One way to refine your notes is through creating flashcards, mind maps or both. If you don’t fancy drawing your own mind maps, sites like MINDMUP allow you to create them digitally.
4. Find your strengths and weaknesses
To achieve the best A-level grades, you must identify the topics that you feel need more revision time. Be honest with yourself and avoid spending too much time going over areas you find easy. If you are not comfortable with certain topics, ask your friends, watch videos and look through revision guides. YouTube channels like SnapRevise have lots of useful revision videos.
We know that going into school over Easter is the last thing you want to do but capitalise on all the revision sessions your school provides over the holiday.
Make a note of your weaker topics during the Easter Holidays and write a list to go through with your teachers when you are back in school.
A good way of identifying the topics that need extra revision is through exam questions, but we’ll talk more about them later. Anki is a flashcard-based app that shows you flashcards more frequently on the topics you find difficult.
5. A-level Past paper practice
Exam papers will demonstrate how much you have retained from revision and highlight your weaker areas to focus further revision on, especially under timed conditions without your notes.
Try to go through as many question papers as you can because you will learn how to answer the majority of the questions that will come up in your final exams, especially essay questions. Make sure you understand the differences between critical and descriptive words in questions, for instance: outline, discuss, to what extent, summarise, contrast and demonstrate. The University of Leicester provide a good explanation of these essay terms.
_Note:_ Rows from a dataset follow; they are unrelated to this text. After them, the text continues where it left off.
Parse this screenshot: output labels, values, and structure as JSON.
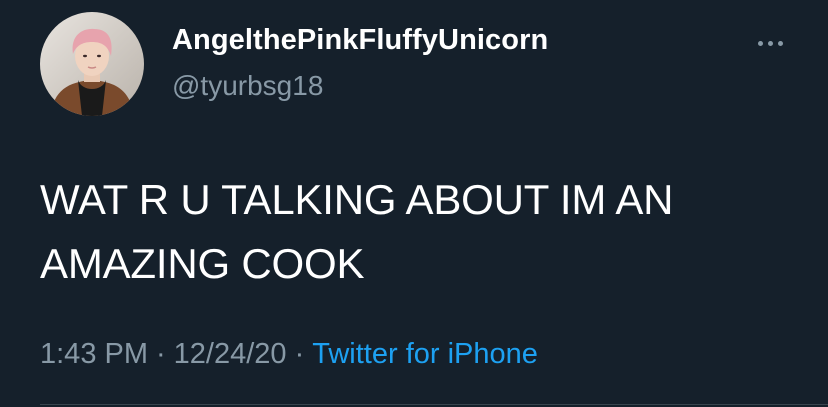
{
  "tweet": {
    "author": {
      "display_name": "AngelthePinkFluffyUnicorn",
      "handle": "@tyurbsg18"
    },
    "text": "WAT R U TALKING ABOUT IM AN AMAZING COOK",
    "time": "1:43 PM",
    "date": "12/24/20",
    "separator": "·",
    "source": "Twitter for iPhone",
    "more_icon": "more-horizontal-icon"
  },
  "colors": {
    "background": "#15202b",
    "primary_text": "#ffffff",
    "secondary_text": "#8899a6",
    "link": "#1da1f2",
    "divider": "#38444d"
  }
}
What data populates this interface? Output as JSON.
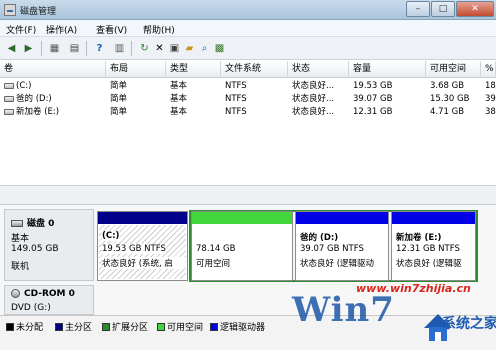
{
  "window": {
    "title": "磁盘管理"
  },
  "menu": [
    "文件(F)",
    "操作(A)",
    "查看(V)",
    "帮助(H)"
  ],
  "toolbar": {
    "icons": [
      "back-icon",
      "forward-icon",
      "console-tree-icon",
      "properties-icon",
      "help-icon",
      "rescan-icon",
      "delete-icon",
      "properties2-icon",
      "open-folder-icon",
      "search-icon",
      "disk-icon"
    ]
  },
  "volumes_table": {
    "headers": [
      "卷",
      "布局",
      "类型",
      "文件系统",
      "状态",
      "容量",
      "可用空间",
      "%"
    ],
    "rows": [
      {
        "volume": "(C:)",
        "layout": "简单",
        "type": "基本",
        "fs": "NTFS",
        "status": "状态良好...",
        "capacity": "19.53 GB",
        "free": "3.68 GB",
        "pct": "18"
      },
      {
        "volume": "爸的 (D:)",
        "layout": "简单",
        "type": "基本",
        "fs": "NTFS",
        "status": "状态良好...",
        "capacity": "39.07 GB",
        "free": "15.30 GB",
        "pct": "39"
      },
      {
        "volume": "新加卷 (E:)",
        "layout": "简单",
        "type": "基本",
        "fs": "NTFS",
        "status": "状态良好...",
        "capacity": "12.31 GB",
        "free": "4.71 GB",
        "pct": "38"
      }
    ]
  },
  "disk0": {
    "name": "磁盘 0",
    "type": "基本",
    "size": "149.05 GB",
    "state": "联机",
    "partitions": [
      {
        "title": "(C:)",
        "size": "19.53 GB NTFS",
        "status": "状态良好 (系统, 启",
        "bar_color": "#00008b"
      },
      {
        "title": "",
        "size": "78.14 GB",
        "status": "可用空间",
        "bar_color": "#41d63a"
      },
      {
        "title": "爸的  (D:)",
        "size": "39.07 GB NTFS",
        "status": "状态良好 (逻辑驱动",
        "bar_color": "#0000e6"
      },
      {
        "title": "新加卷  (E:)",
        "size": "12.31 GB NTFS",
        "status": "状态良好 (逻辑驱",
        "bar_color": "#0000e6"
      }
    ]
  },
  "cdrom0": {
    "name": "CD-ROM 0",
    "drive": "DVD (G:)"
  },
  "legend": [
    {
      "label": "未分配",
      "color": "#000000"
    },
    {
      "label": "主分区",
      "color": "#00008b"
    },
    {
      "label": "扩展分区",
      "color": "#2e8b2e"
    },
    {
      "label": "可用空间",
      "color": "#41d63a"
    },
    {
      "label": "逻辑驱动器",
      "color": "#0000e6"
    }
  ],
  "watermark": {
    "url": "www.win7zhijia.cn",
    "big": "Win7",
    "logo": "系统之家"
  }
}
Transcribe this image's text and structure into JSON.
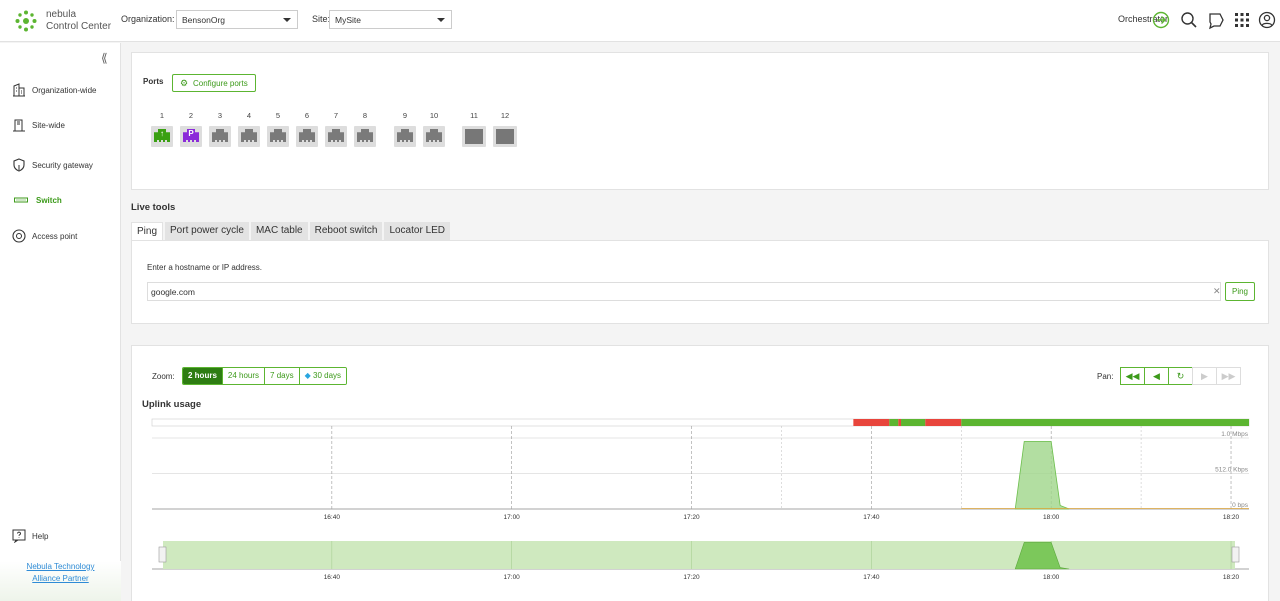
{
  "brand": {
    "line1": "nebula",
    "line2": "Control Center"
  },
  "header": {
    "org_label": "Organization:",
    "org_value": "BensonOrg",
    "site_label": "Site:",
    "site_value": "MySite",
    "orchestrator": "Orchestrator"
  },
  "sidebar": {
    "items": [
      {
        "label": "Organization-wide",
        "icon": "building-icon"
      },
      {
        "label": "Site-wide",
        "icon": "site-icon"
      },
      {
        "label": "Security gateway",
        "icon": "shield-icon"
      },
      {
        "label": "Switch",
        "icon": "switch-icon"
      },
      {
        "label": "Access point",
        "icon": "access-point-icon"
      }
    ],
    "active": "Switch",
    "help": "Help",
    "partner_line1": "Nebula Technology",
    "partner_line2": "Alliance Partner"
  },
  "ports": {
    "title": "Ports",
    "configure_label": "Configure ports",
    "items": [
      {
        "num": "1",
        "status": "uplink"
      },
      {
        "num": "2",
        "status": "poe",
        "symbol": "P"
      },
      {
        "num": "3",
        "status": "idle"
      },
      {
        "num": "4",
        "status": "idle"
      },
      {
        "num": "5",
        "status": "idle"
      },
      {
        "num": "6",
        "status": "idle"
      },
      {
        "num": "7",
        "status": "idle"
      },
      {
        "num": "8",
        "status": "idle"
      },
      {
        "num": "9",
        "status": "idle"
      },
      {
        "num": "10",
        "status": "idle"
      },
      {
        "num": "11",
        "status": "sfp"
      },
      {
        "num": "12",
        "status": "sfp"
      }
    ]
  },
  "live_tools": {
    "title": "Live tools",
    "tabs": [
      "Ping",
      "Port power cycle",
      "MAC table",
      "Reboot switch",
      "Locator LED"
    ],
    "active_tab": "Ping",
    "hint": "Enter a hostname or IP address.",
    "input_value": "google.com",
    "ping_label": "Ping"
  },
  "usage": {
    "zoom_label": "Zoom:",
    "zoom_options": [
      "2 hours",
      "24 hours",
      "7 days",
      "30 days"
    ],
    "zoom_active": "2 hours",
    "pan_label": "Pan:",
    "title": "Uplink usage"
  },
  "chart_data": {
    "type": "area",
    "title": "Uplink usage",
    "x_ticks": [
      "16:40",
      "17:00",
      "17:20",
      "17:40",
      "18:00",
      "18:20"
    ],
    "y_ticks": [
      "1.0 Mbps",
      "512.0 Kbps",
      "0 bps"
    ],
    "ylim": [
      0,
      1.0
    ],
    "series": [
      {
        "color": "#9fd68a",
        "x": [
          "17:56",
          "17:57",
          "18:00",
          "18:01",
          "18:02"
        ],
        "values": [
          0,
          0.95,
          0.95,
          0.05,
          0
        ]
      }
    ],
    "status_bar": [
      {
        "from": "16:20",
        "to": "17:38",
        "status": "none",
        "color": "#ffffff"
      },
      {
        "from": "17:38",
        "to": "17:42",
        "status": "down",
        "color": "#e8453c"
      },
      {
        "from": "17:42",
        "to": "17:43",
        "status": "up",
        "color": "#5cb531"
      },
      {
        "from": "17:43",
        "to": "17:43.3",
        "status": "down",
        "color": "#e8453c"
      },
      {
        "from": "17:43.3",
        "to": "17:46",
        "status": "up",
        "color": "#5cb531"
      },
      {
        "from": "17:46",
        "to": "17:50",
        "status": "down",
        "color": "#e8453c"
      },
      {
        "from": "17:50",
        "to": "18:22",
        "status": "up",
        "color": "#5cb531"
      }
    ]
  },
  "colors": {
    "accent": "#3c9a1a",
    "accent_light": "#5cb531",
    "down": "#e8453c"
  }
}
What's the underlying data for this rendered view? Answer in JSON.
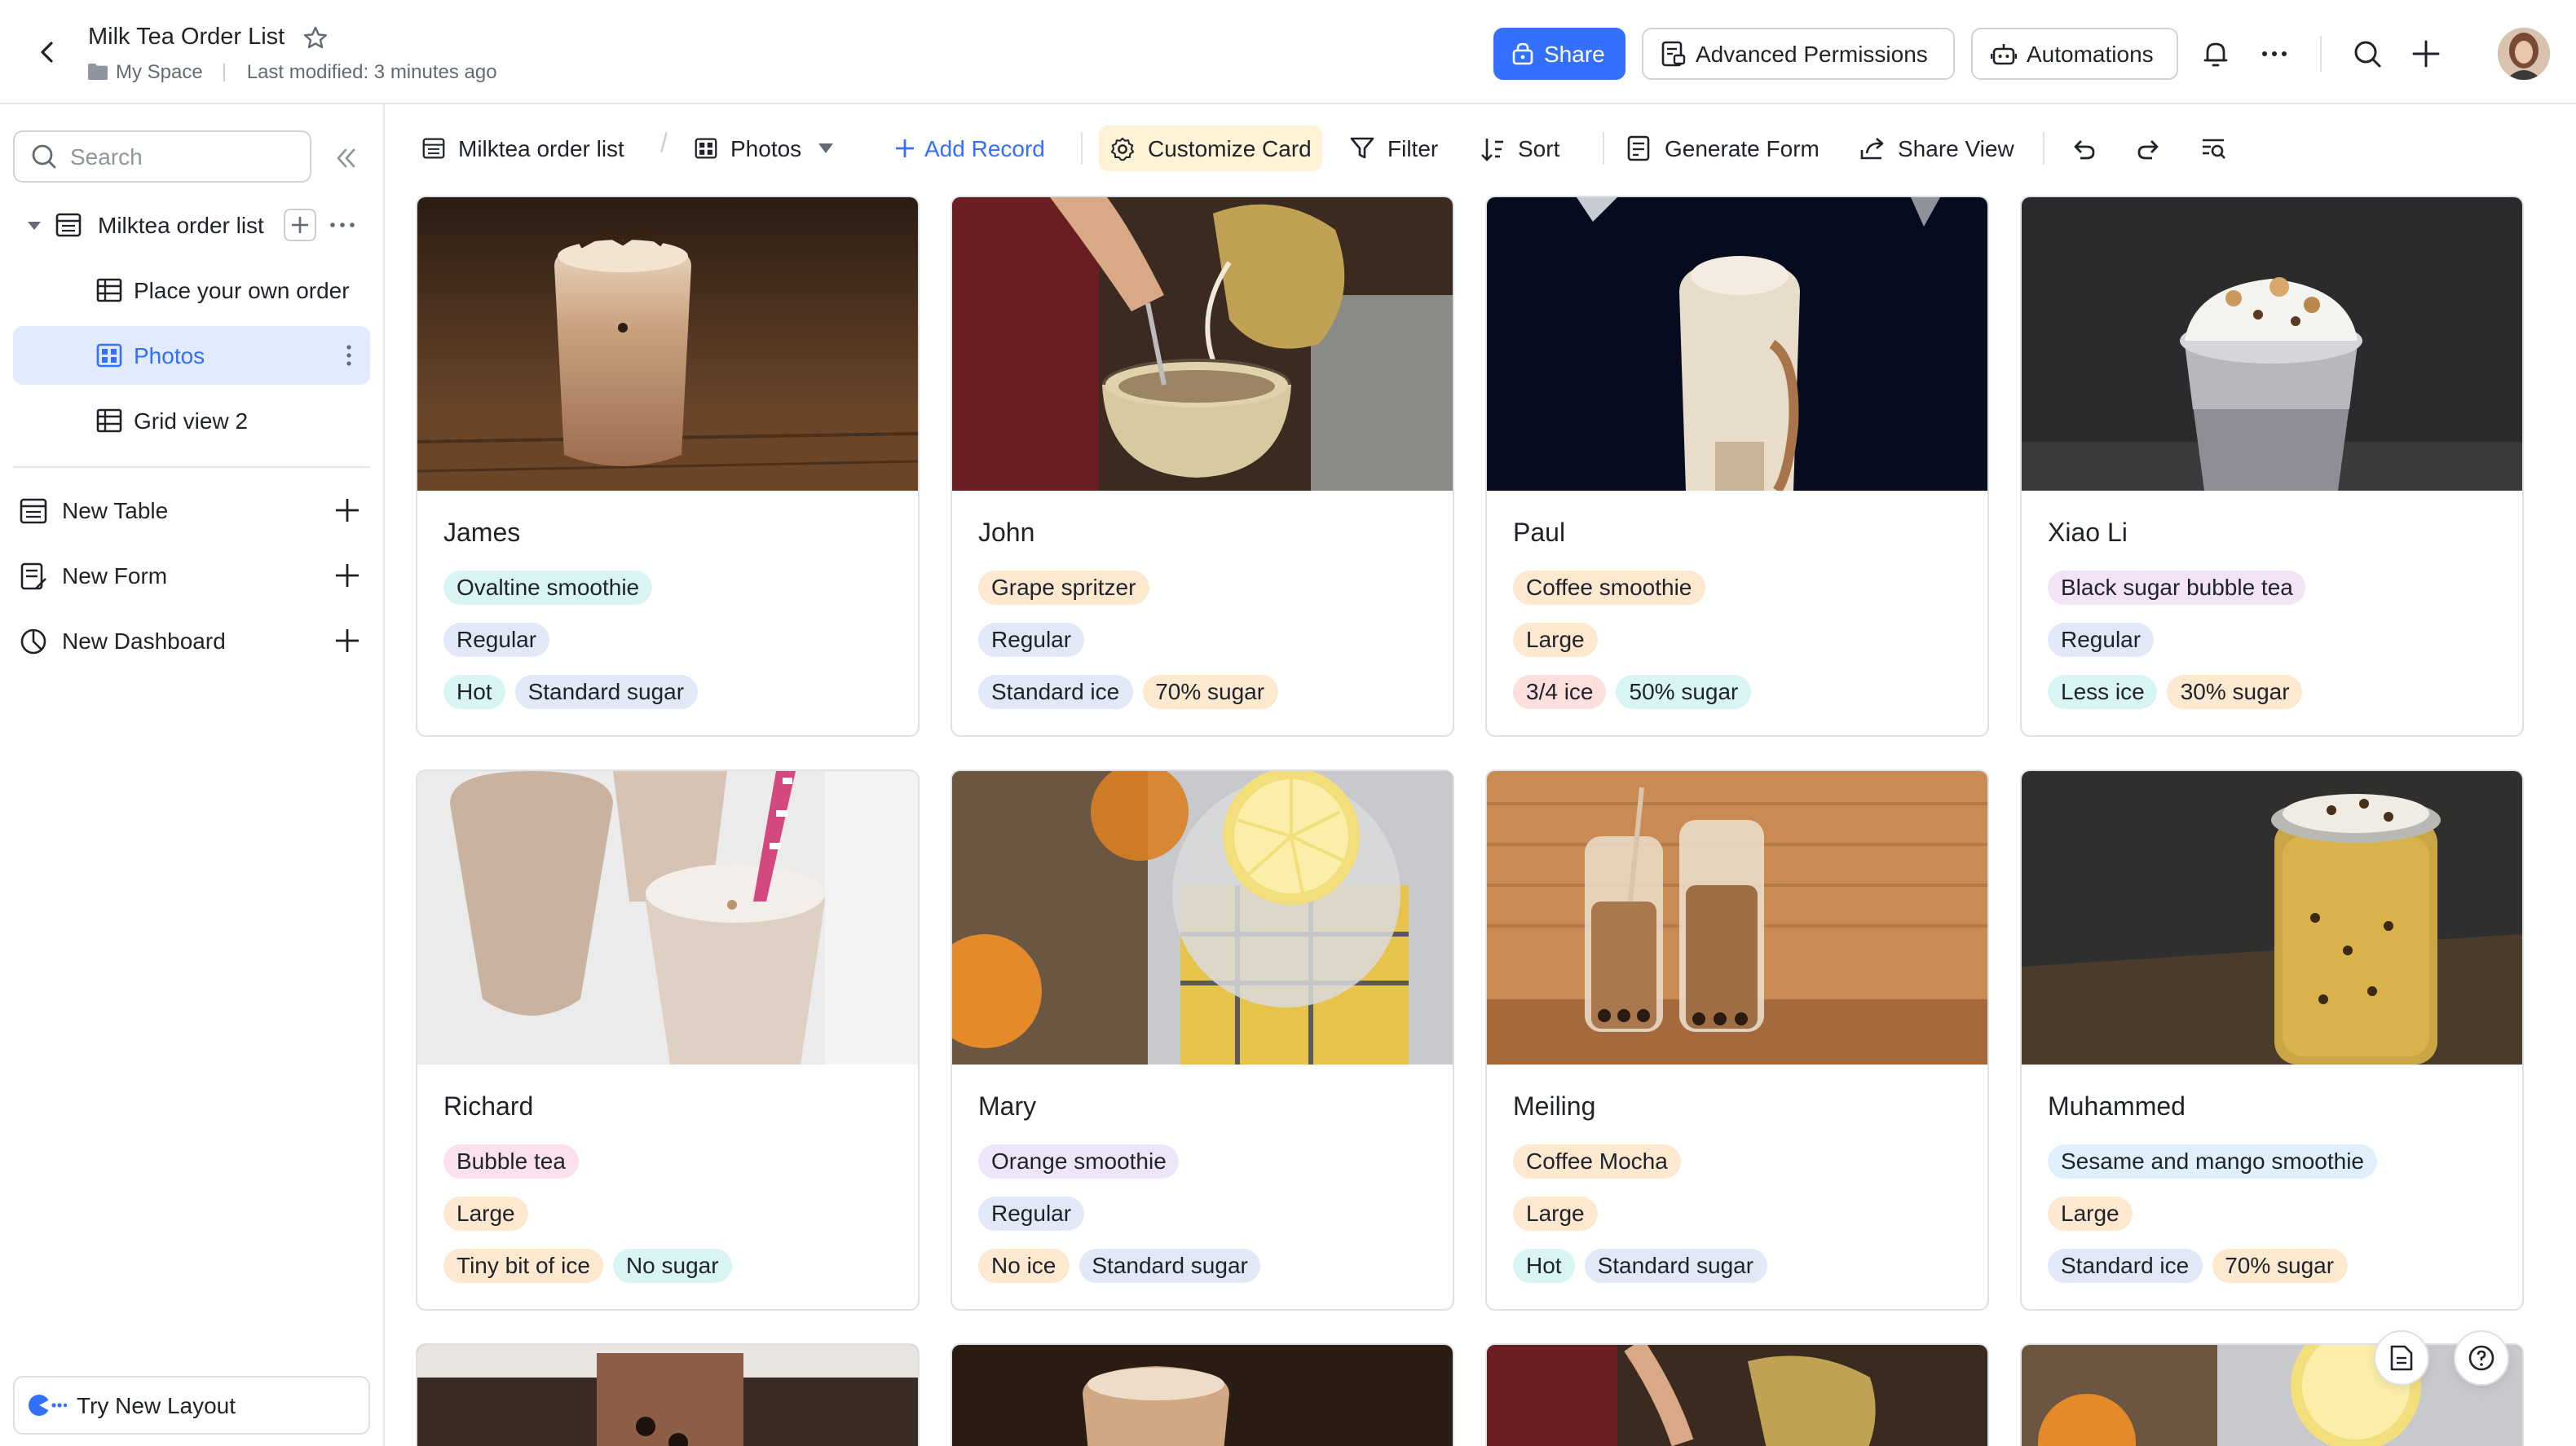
{
  "header": {
    "title": "Milk Tea Order List",
    "location": "My Space",
    "last_modified": "Last modified: 3 minutes ago",
    "share_label": "Share",
    "advanced_permissions_label": "Advanced Permissions",
    "automations_label": "Automations"
  },
  "sidebar": {
    "search_placeholder": "Search",
    "table_name": "Milktea order list",
    "views": [
      {
        "label": "Place your own order",
        "type": "grid"
      },
      {
        "label": "Photos",
        "type": "gallery",
        "active": true
      },
      {
        "label": "Grid view 2",
        "type": "grid"
      }
    ],
    "new_items": [
      {
        "label": "New Table",
        "icon": "table-icon"
      },
      {
        "label": "New Form",
        "icon": "form-icon"
      },
      {
        "label": "New Dashboard",
        "icon": "dashboard-icon"
      }
    ],
    "try_layout_label": "Try New Layout"
  },
  "toolbar": {
    "table_label": "Milktea order list",
    "view_label": "Photos",
    "add_record_label": "Add Record",
    "customize_card_label": "Customize Card",
    "filter_label": "Filter",
    "sort_label": "Sort",
    "generate_form_label": "Generate Form",
    "share_view_label": "Share View"
  },
  "colors": {
    "accent": "#3370ff",
    "active_bg": "#e1eaff",
    "customize_bg": "#fff2d6"
  },
  "cards": [
    {
      "name": "James",
      "drink": "Ovaltine smoothie",
      "size": "Regular",
      "extras": [
        "Hot",
        "Standard sugar"
      ],
      "photo": "milk-tea-cup-on-table"
    },
    {
      "name": "John",
      "drink": "Grape spritzer",
      "size": "Regular",
      "extras": [
        "Standard ice",
        "70% sugar"
      ],
      "photo": "pouring-milk-into-cup"
    },
    {
      "name": "Paul",
      "drink": "Coffee smoothie",
      "size": "Large",
      "extras": [
        "3/4 ice",
        "50% sugar"
      ],
      "photo": "smoothie-dark-background"
    },
    {
      "name": "Xiao Li",
      "drink": "Black sugar bubble tea",
      "size": "Regular",
      "extras": [
        "Less ice",
        "30% sugar"
      ],
      "photo": "cream-topped-drink"
    },
    {
      "name": "Richard",
      "drink": "Bubble tea",
      "size": "Large",
      "extras": [
        "Tiny bit of ice",
        "No sugar"
      ],
      "photo": "milkshake-glasses"
    },
    {
      "name": "Mary",
      "drink": "Orange smoothie",
      "size": "Regular",
      "extras": [
        "No ice",
        "Standard sugar"
      ],
      "photo": "lemon-drink-top-view"
    },
    {
      "name": "Meiling",
      "drink": "Coffee Mocha",
      "size": "Large",
      "extras": [
        "Hot",
        "Standard sugar"
      ],
      "photo": "bubble-tea-bottles"
    },
    {
      "name": "Muhammed",
      "drink": "Sesame and mango smoothie",
      "size": "Large",
      "extras": [
        "Standard ice",
        "70% sugar"
      ],
      "photo": "mango-drink-jar"
    }
  ]
}
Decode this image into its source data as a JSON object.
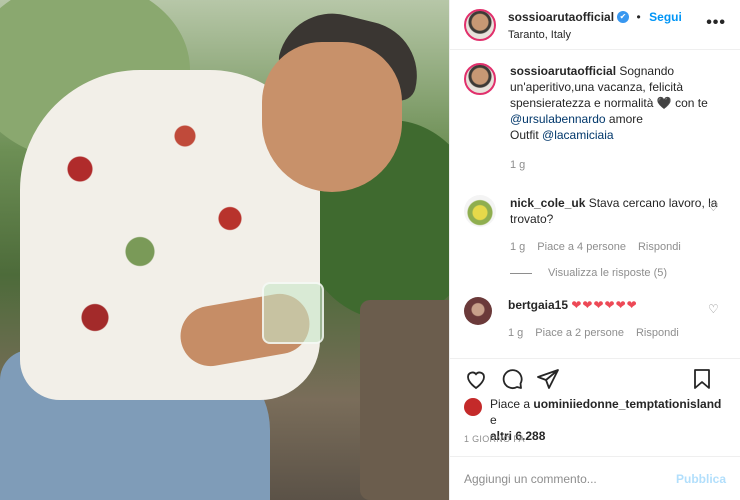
{
  "header": {
    "username": "sossioarutaofficial",
    "verified_mark": "✔",
    "separator": "•",
    "follow_label": "Segui",
    "location": "Taranto, Italy",
    "more_icon": "more-horizontal-icon"
  },
  "caption": {
    "username": "sossioarutaofficial",
    "text_part1": "Sognando un'aperitivo,una vacanza, felicità spensieratezza e normalità",
    "emoji": "🖤",
    "text_part2": "con te",
    "mention1": "@ursulabennardo",
    "text_part3": "amore",
    "outfit_label": "Outfit",
    "mention2": "@lacamiciaia",
    "time": "1 g"
  },
  "comments": [
    {
      "username": "nick_cole_uk",
      "text": "Stava cercano lavoro, la trovato?",
      "time": "1 g",
      "likes": "Piace a 4 persone",
      "reply": "Rispondi",
      "view_replies": "Visualizza le risposte (5)"
    },
    {
      "username": "bertgaia15",
      "text": "❤❤❤❤❤❤",
      "time": "1 g",
      "likes": "Piace a 2 persone",
      "reply": "Rispondi"
    }
  ],
  "likes": {
    "prefix": "Piace a",
    "user": "uominiiedonne_temptationisland",
    "connector": "e",
    "others": "altri 6.288"
  },
  "timestamp": "1 GIORNO FA",
  "add_comment": {
    "placeholder": "Aggiungi un commento...",
    "publish_label": "Pubblica"
  },
  "colors": {
    "link": "#0095f6",
    "heart": "#ed4956",
    "verified": "#3897f0"
  }
}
Create essay plans for all of your relevant subjects and attempt to write the essays from memory using the structure you made. Make sure you start marking your own essays and exam answers and always give yourself an honest score. Self-marking will also help you understand what the examiners are looking for and you can always peer mark your friend’s papers.
Keep track of your grades from practice papers so you can see if you are making progress and which questions you are losing marks on.
Tackling past papers under timed conditions will force you to be concise with your writing and work through your papers strategically. Some people prefer to start with the essay questions first, others start at the beginning of the papers.
Go through your completed past papers with your teachers when you return back to school and ask for their advice on how to pick up extra marks, what you are doing well and where you need extra help.
The Easter Holidays are a great time to identify and work on the topics you find difficult. Make sure to take breaks, see your friends and keep up with your hobbies. A-level revision should be a balance of hard work and breaks, it doesn’t have to be an uphill battle. If you start the Easter Holidays with a revision plan with achievable goals, and then perfect your revision notes and test yourself through practice papers, you’ll be racing towards the top A-level grades.